GROTON — Thoughts of both the past and the future were on the minds of residents and former students who took part in a walk-through of the Tarbell School last weekend.
The tour came prior to a public hearing by the Groton-Dunstable Regional School Committee about what to do with the aging structure, once the school administration pulls out on Nov. 21.
“It should stay as a school,” said Judy Darling, a former student who stood outside the building, staring up at the its sloping roof and empty windows.
“The town should definitely do something with the building and not tear it down,” insisted another former student, Arlene Wyatt.
“They should consider making it a pre-school,” local resident Laurie Woodin offered.
The three women were among the scores of residents, local officials and former students of the historic elementary school, who came to town on a drizzly Saturday morning for a walk-through of the Tarbell School led by district Superintendent Alan Genovese.
During the tour, Genovese guided residents through crowded administrative offices, where district employees shared whatever open space remained around file cabinets and piles of storage boxes that spilled out into corridors and crowded every nook and cranny of the old building.
Amid still-existing evidence of the building’s former status as a school, such as blackboards and other fixtures, stood storage boxes, old overhead projectors, office supplies and surplus electronic equipment in a labyrinth of hallways. Visitors had to step up then down then around before backtracking and doing it all over again, in order to get from one side of the building to the other.
Exposed pipes still covered with asbestos, water stains on the ceilings, cinder block walls, peeling paint and an oil burner sharing space in the basement with maintenance supplies all spoke of the building’s inadequate space.
The crowded conditions were one reason why school officials quickly decided to abandon the Tarbell for the roomier and better maintained Prescott School building on Main Street.
The decision to leave the Tarbell building, however, left the town with a dilemma: What to do with a 95-year-old structure that was no longer needed by the School Department?
Although renovating the building for use as affordable housing or using it for municipal offices has been discussed, town officials decided to hold last weekend’s tour and public hearing in order to solicit more ideas from the public.
Those who followed officials back to the Senior Center after the walk-through were not shy about offering ideas, including making the 8,000-square-foot building an artists’ collaborative, using it for continuing education or day care, or as a satellite library, or converting it into commercial/office space.
“It’s structurally sound,” resident Al Wyatt observed. “The roof does need to be replaced as well as some of the windows. I think it’s too small for a school but it would make a great site for affordable housing.”
“I certainly think the building should be saved,” an emphatic Nancy Turkle noted. “It’s historic and is still sturdy. I think it can be converted to affordable housing, at least. But it really should be preserved because it’s part of this neighborhood.”

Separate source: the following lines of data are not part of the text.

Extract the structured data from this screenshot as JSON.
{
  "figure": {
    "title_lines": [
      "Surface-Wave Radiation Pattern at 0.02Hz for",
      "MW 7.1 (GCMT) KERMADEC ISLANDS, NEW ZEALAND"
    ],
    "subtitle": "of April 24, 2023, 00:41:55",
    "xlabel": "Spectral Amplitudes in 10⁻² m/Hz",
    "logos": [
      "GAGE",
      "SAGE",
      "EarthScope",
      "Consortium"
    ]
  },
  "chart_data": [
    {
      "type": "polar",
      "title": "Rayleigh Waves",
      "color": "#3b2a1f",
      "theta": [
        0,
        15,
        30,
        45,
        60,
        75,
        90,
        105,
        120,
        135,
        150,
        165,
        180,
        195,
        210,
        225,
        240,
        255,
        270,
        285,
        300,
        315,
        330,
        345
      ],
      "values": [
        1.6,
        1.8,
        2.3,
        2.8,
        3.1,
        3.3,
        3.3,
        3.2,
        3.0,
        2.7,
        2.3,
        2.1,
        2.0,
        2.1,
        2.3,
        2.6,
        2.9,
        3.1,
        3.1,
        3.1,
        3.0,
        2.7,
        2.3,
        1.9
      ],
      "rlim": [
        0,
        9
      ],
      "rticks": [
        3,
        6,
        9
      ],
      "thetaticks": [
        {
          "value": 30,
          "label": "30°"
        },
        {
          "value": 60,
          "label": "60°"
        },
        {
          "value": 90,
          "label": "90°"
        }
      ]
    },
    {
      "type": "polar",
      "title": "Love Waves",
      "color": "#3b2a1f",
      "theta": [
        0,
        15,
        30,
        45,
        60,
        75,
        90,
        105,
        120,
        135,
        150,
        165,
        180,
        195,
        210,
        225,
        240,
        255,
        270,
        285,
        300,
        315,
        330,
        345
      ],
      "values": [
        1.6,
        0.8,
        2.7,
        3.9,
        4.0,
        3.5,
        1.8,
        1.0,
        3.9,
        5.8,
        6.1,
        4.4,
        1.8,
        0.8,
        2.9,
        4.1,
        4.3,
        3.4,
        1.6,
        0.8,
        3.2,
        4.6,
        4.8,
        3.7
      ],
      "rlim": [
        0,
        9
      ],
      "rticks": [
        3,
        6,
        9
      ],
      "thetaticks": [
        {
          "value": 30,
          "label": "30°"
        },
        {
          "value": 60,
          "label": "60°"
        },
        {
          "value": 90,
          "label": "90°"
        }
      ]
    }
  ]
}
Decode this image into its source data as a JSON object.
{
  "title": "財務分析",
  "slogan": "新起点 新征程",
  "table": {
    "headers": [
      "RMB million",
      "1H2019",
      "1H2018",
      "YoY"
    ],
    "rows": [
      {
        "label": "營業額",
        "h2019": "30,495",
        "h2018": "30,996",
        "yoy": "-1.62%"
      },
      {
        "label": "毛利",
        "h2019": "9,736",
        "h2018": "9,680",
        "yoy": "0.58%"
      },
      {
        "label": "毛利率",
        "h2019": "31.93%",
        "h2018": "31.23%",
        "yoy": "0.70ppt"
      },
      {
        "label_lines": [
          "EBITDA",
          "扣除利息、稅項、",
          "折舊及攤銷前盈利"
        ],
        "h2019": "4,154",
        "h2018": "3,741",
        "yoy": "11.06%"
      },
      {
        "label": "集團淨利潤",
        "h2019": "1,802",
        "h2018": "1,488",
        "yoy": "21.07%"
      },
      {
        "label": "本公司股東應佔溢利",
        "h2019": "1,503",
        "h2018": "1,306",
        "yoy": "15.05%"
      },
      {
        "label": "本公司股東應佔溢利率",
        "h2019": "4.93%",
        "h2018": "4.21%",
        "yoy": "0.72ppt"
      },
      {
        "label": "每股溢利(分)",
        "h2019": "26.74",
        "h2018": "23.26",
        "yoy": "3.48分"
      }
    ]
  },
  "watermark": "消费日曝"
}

“It is a landmark,” agreed Selectman Anna Eliot, who joined fellow board member Fran Dillon on the walk-through.
Dillon, a former student at Tarbell, was impressed with the turnout for the tours.
“It shows that there is a lot of community interest in what happens to the school building,” Dillon said.
Last Saturday’s public hearing ended in a bull session, where residents were given details on the Tarbell School building, a summation of the reasoning behind the school district’s decision to move its offices, and assurances that the district would continue to honor its lease with the town to maintain the building until its fate has been decided.
Concerns raised by residents at the public hearing included preserving the existing playground and the architectural integrity of the school, increased traffic as a result of creating a new use for the building, and increased density in the residential neighborhood.
Following the hearing, selectmen were expected to confer with the Town Building Committee to discuss options and strategy on what to do with the Tarbell School.